Former HealthSouth chief financial officer William Owens has agreed to settle Securities and Exchange Commission charges regarding his former company’s $2.7 billion accounting scandal.
He was one of five ex-CFOs of the failed company who pleaded guilty and testified against their onetime boss, former chief executive officer Richard Scrushy; Owens even agreed to wear a wire to tape their conversations. Nonetheless, Scrushy was acquitted last year on all 36 criminal counts against him.
Despite his cooperation, Owens was sentenced to five years in prison, a sentence he still hopes to have reduced. In addition, HealthSouth won a $1.4 million judgment against Owens, based on a $1 million loan he acknowledged receiving but never repaid.

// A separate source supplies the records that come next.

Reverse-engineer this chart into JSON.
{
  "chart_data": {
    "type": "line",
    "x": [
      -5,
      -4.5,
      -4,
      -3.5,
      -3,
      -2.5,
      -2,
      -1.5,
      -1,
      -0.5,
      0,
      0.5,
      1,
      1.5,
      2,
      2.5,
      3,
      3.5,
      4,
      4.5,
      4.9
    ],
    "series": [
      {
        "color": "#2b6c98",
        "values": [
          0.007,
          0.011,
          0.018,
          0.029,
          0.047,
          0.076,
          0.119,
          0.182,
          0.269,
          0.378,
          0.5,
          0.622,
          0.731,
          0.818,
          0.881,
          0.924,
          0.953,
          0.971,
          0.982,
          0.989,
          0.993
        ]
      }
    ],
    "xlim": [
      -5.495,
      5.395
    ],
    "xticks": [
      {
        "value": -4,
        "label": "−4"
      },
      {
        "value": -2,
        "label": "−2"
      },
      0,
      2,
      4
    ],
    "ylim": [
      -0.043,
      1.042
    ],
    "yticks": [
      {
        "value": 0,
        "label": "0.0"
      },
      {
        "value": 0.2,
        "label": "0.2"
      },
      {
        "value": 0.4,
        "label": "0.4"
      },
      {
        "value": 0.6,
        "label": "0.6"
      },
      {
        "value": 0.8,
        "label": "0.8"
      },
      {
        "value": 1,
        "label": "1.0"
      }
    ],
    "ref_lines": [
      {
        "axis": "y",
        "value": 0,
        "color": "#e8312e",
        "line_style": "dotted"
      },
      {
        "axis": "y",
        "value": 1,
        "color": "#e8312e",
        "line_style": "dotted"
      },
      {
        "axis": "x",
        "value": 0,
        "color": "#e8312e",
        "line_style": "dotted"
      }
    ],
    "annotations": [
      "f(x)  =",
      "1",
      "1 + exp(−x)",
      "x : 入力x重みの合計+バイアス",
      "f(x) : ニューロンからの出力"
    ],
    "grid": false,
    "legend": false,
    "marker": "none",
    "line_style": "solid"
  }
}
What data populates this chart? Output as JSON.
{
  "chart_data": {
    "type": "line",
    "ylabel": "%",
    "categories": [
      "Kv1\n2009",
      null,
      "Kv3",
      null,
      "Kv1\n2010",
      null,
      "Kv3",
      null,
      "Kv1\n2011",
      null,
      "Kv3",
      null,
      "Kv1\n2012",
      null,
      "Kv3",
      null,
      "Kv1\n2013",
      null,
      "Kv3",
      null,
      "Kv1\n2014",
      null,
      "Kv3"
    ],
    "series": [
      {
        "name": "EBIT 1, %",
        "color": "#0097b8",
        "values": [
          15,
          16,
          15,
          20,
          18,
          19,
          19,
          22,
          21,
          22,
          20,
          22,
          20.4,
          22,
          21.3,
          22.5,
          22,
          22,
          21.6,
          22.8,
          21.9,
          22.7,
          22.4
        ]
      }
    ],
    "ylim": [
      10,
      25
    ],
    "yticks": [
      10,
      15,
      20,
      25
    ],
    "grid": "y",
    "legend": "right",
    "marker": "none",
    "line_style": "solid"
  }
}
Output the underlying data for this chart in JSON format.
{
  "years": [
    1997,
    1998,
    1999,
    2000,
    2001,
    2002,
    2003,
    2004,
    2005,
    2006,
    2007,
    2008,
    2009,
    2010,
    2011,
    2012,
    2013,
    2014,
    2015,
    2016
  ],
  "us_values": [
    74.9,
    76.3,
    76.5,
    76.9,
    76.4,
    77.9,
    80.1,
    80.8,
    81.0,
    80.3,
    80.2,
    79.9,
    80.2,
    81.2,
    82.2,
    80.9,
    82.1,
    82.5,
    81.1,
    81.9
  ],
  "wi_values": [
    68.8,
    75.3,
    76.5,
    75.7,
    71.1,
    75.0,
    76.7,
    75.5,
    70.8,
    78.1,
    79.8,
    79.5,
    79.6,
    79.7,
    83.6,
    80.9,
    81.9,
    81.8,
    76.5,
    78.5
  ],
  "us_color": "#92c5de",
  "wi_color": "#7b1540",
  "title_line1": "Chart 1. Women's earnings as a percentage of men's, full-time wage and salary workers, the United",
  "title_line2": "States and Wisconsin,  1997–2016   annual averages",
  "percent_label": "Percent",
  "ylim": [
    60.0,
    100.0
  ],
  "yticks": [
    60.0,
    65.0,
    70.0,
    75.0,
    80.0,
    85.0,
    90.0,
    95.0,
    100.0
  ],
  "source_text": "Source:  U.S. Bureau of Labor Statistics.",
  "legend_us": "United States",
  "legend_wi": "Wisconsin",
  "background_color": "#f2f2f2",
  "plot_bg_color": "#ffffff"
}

The commission’s complaint alleged that Owens and other HealthSouth executives engaged in a fraudulent scheme, which resulted in the company’s filing materially false and misleading financial statements in its quarterly and annual reports from 1997 through 2002. The SEC accused Owens of directing other employees to make entries in the company’s books that fraudulently overstated income and that were designed to avoid detection by HealthSouth’s independent auditors.
Without admitting or denying the findings, Owens agreed to be suspended from appearing or practicing before the SEC as an accountant. An SEC statement made no mention of whether he could eventually apply for reinstatement.